D - more or less power than C++?
Johan Granberg
lijat.meREM at OVEgmail.com
Sat Mar 4 07:06:09 PST 2006
Derek Parnell wrote:
>> 2. as far as I know no way of inporting somthing in a parent directory
>> (as C++ #include "../myheader.hpp")
>
> You can, only its not coded in the source file. Instead you do this via
> the compiler's "-I" switch.
>
Yes it can bee worked around but it's frustrating to have to add a lot
of -I by hand to the compiler. It realy complicates keeping a simple
makefile.
An example.
foo/bar/ff.d
foo/gg.d
rr.d
gg.d imports ff.d with the command import bar.ff;
rr.d imports gg.d using import foo.d; but now you cant just compile rr.d
because the compiler does not find ff.d.
I realise that my orgina formulation was not so clear. actualy it is not
specificaly import from parent dir I want but import relative to the
source files dir instead of the dir where the compiler is invoked.

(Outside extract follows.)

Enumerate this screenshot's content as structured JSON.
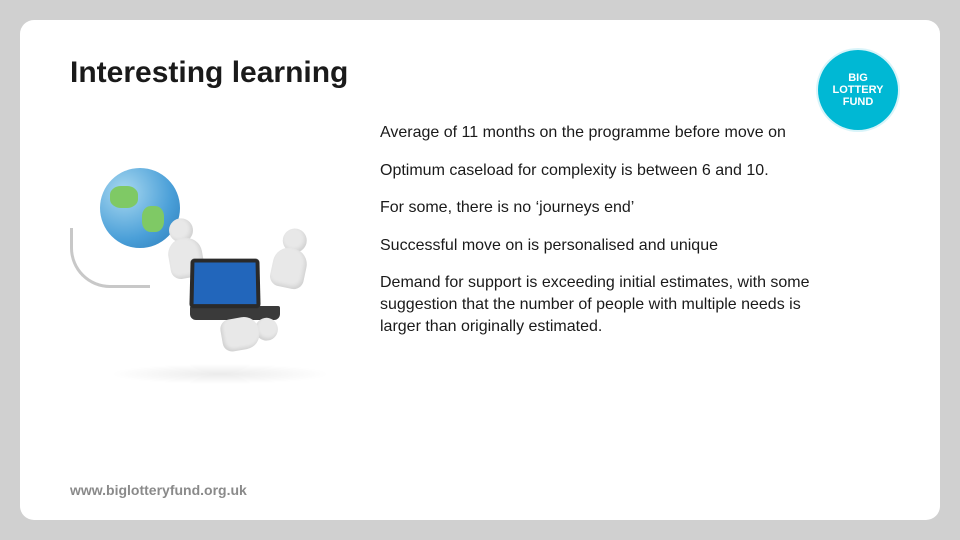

consider the diference of thees c++ includes
#include "foo.h" // includes relative to the sourcefiles dir and if that
fails in the current path
#include <foo.h> //includes from path
and D's import
import foo; // imports from the search path with the compiler flag -I. added
wath I want is somthing like the first c++ statement ie an include
relative to the sourcefiles location.